You can just run it once on all the trees, but you won't see any change over time (if that is informative). The run times would be effectively the same for both running on all at once and in segments, but running both ways would obviously be longer. I think both approaches give the possibility of identifying specific taxa, in general i'm open to suggestions here.

In the example you gave for your last question, 'a' would have 3 distinct sister taxa - the middle two rows would count as 1. If a species is sister to a clade of 2 or more species, as long as the species composition remains the same, then the species within that clade can have any topology without counting as a unique pairing. Does that answer your question?

— Reply to this email directly or view it on GitHub https://github.com/danlwarren/RWTY/issues/49#issuecomment-133234738.

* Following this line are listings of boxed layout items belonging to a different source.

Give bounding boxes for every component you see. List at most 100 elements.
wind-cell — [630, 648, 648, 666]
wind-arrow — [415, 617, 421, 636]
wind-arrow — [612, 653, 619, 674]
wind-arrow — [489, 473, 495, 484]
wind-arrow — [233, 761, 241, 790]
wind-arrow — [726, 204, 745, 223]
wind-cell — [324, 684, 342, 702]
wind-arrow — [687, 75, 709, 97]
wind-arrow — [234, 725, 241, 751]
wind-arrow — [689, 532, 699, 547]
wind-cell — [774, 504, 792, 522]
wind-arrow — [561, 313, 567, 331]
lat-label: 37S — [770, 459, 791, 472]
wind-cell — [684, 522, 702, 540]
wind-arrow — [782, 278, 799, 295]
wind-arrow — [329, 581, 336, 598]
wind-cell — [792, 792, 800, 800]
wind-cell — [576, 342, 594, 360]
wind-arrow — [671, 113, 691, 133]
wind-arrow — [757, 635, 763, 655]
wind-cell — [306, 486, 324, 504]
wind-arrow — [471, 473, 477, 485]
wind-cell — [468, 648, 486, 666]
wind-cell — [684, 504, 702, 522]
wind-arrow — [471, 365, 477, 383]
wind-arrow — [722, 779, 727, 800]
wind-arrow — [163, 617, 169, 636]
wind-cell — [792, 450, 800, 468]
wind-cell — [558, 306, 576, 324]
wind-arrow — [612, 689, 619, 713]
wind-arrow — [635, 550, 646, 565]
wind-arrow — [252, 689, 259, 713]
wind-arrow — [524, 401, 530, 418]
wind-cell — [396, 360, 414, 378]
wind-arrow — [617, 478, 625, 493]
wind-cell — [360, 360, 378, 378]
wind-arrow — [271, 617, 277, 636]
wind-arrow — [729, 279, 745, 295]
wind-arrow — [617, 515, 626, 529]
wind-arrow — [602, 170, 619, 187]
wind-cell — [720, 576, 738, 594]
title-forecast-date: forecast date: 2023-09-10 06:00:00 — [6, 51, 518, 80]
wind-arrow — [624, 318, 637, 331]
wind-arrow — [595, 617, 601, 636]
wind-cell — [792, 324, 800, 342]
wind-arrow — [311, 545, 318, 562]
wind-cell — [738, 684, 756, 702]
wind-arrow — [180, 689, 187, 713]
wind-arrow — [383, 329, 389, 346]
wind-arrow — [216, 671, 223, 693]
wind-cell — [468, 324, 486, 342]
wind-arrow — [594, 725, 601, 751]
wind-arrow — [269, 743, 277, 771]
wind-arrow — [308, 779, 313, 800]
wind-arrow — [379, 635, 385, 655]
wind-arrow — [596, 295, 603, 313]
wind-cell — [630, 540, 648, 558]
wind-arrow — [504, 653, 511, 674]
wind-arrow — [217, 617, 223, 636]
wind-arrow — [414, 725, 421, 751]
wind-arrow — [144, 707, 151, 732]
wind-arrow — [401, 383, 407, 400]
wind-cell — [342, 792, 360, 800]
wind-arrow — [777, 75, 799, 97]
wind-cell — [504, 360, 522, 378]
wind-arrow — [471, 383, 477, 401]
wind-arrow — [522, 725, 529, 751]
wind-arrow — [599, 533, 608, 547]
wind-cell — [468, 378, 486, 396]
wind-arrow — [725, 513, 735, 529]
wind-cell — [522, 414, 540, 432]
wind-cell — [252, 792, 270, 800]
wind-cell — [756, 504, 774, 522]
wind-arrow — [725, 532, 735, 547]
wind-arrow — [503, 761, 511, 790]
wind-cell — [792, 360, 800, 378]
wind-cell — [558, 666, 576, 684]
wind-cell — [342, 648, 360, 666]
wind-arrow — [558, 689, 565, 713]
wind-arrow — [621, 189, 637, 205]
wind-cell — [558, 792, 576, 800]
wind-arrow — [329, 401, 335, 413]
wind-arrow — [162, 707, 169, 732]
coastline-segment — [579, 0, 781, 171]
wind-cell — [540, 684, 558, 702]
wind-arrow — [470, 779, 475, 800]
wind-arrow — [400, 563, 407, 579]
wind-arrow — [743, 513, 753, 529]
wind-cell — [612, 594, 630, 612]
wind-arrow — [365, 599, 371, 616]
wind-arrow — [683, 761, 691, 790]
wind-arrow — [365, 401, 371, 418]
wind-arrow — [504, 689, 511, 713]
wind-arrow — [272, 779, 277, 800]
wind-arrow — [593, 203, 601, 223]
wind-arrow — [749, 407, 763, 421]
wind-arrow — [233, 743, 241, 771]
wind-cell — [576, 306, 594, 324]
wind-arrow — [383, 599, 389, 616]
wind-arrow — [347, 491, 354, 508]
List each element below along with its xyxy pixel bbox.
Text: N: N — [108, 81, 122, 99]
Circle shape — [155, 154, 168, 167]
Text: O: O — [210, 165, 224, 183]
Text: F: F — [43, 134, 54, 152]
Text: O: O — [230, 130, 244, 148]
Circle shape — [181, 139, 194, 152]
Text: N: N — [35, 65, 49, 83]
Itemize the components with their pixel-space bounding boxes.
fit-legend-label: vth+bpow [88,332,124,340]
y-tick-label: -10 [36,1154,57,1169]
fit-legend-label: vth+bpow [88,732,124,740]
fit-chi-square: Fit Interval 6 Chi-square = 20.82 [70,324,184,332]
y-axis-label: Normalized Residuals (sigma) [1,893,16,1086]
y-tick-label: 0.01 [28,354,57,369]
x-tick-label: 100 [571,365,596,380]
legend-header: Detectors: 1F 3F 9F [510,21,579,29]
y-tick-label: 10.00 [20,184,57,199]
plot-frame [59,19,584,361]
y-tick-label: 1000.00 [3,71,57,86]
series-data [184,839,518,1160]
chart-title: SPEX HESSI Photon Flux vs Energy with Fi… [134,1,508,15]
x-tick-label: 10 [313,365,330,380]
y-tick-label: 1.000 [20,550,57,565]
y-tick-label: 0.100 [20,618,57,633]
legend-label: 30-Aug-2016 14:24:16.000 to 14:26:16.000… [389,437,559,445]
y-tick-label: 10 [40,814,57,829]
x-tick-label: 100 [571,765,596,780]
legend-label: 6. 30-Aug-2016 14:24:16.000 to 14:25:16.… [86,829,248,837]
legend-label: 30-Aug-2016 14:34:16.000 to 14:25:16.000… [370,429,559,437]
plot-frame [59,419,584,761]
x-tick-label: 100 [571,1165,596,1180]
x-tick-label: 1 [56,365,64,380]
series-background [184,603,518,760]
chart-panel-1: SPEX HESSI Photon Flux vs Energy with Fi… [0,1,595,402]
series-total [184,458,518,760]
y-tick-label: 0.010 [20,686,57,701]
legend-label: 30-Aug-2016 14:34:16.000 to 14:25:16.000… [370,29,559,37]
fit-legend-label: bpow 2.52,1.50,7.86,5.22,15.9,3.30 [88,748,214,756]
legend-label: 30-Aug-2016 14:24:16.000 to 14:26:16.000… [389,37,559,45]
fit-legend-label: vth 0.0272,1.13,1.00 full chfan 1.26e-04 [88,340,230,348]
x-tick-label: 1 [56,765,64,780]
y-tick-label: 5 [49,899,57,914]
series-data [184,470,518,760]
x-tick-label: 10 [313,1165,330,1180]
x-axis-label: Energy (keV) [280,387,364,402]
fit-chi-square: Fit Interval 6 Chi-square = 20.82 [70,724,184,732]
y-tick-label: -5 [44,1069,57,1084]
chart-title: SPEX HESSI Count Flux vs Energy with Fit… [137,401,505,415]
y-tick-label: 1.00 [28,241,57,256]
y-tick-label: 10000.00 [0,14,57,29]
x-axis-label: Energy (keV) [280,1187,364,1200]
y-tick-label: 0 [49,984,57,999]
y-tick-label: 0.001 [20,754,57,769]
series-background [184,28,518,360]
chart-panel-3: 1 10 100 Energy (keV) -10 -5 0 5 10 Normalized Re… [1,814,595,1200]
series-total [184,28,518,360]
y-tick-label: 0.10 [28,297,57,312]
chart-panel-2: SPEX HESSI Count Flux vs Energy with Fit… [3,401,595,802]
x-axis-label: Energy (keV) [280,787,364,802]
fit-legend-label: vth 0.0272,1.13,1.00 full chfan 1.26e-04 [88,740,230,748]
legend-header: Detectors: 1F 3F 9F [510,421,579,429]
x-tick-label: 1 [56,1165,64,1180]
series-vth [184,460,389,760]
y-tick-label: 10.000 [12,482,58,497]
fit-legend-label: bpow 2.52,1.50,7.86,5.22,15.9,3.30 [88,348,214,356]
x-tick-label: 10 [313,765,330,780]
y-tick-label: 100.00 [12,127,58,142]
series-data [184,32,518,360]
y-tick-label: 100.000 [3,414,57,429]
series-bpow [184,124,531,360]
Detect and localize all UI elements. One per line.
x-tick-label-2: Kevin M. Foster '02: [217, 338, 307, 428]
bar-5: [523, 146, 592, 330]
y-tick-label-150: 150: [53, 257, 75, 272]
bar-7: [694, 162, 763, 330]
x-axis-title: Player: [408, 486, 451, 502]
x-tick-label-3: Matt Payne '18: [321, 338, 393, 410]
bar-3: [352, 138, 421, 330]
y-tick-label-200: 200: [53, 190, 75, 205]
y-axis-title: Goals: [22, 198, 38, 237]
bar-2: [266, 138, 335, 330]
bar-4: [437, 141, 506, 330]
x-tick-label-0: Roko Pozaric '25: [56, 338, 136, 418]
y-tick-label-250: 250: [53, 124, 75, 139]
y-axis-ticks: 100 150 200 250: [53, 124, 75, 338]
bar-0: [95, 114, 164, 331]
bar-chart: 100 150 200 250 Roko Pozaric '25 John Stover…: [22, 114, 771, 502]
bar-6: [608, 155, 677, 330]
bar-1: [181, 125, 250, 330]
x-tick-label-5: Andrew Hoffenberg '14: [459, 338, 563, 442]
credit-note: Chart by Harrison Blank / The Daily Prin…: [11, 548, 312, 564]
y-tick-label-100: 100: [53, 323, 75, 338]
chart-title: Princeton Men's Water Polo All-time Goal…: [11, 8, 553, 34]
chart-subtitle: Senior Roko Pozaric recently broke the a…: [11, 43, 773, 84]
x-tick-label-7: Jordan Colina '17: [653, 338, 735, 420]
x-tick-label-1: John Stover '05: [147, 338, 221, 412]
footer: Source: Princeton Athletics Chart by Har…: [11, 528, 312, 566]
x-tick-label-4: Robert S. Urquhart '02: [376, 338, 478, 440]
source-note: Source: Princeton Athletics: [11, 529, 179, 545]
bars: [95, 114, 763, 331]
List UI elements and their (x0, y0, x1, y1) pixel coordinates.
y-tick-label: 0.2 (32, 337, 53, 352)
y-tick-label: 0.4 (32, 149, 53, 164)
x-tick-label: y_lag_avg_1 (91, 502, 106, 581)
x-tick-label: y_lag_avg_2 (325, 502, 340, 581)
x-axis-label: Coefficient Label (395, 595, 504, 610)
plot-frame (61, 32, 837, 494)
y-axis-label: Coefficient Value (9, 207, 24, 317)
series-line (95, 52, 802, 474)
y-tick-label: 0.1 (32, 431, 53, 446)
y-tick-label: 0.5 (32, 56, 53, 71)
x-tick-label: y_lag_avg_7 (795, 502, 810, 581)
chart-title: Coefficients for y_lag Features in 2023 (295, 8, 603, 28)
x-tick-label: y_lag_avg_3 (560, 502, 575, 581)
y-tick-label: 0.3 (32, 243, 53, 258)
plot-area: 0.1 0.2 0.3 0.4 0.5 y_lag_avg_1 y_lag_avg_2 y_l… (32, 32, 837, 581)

Rob Lanfear School of Biological Sciences, Macquarie University, Sydney

phone: +61 (0)2 9850 8204

www.robertlanfear.com

[NickCrouch]

If you want to perform a single analysis, then the function takes the arguments spp and multi.phy. multi.phy is an object of class multiPhylo, and can be from anywhere you want, a .t file, a sub-sampled set of trees etc.. spp is a character vector of length 1, i.e. a single tip. I then use sapply to pass how ever many tips I want to the function:

result <- sapply(all.species, unique_sister_taxa, multi.phy)

This does also mean I end up having to do this after:

result <- as.data.frame(t(result))
class(result[,1]) <- "numeric"
class(result[,2]) <- "numeric"

Which is because how I use the *pply functions I guess

[NickCrouch]

A potential output could be something like this

The number of unique taxa is plotted, and all taxa which have a value greater than the 95% confidence limit are listed, along with their value.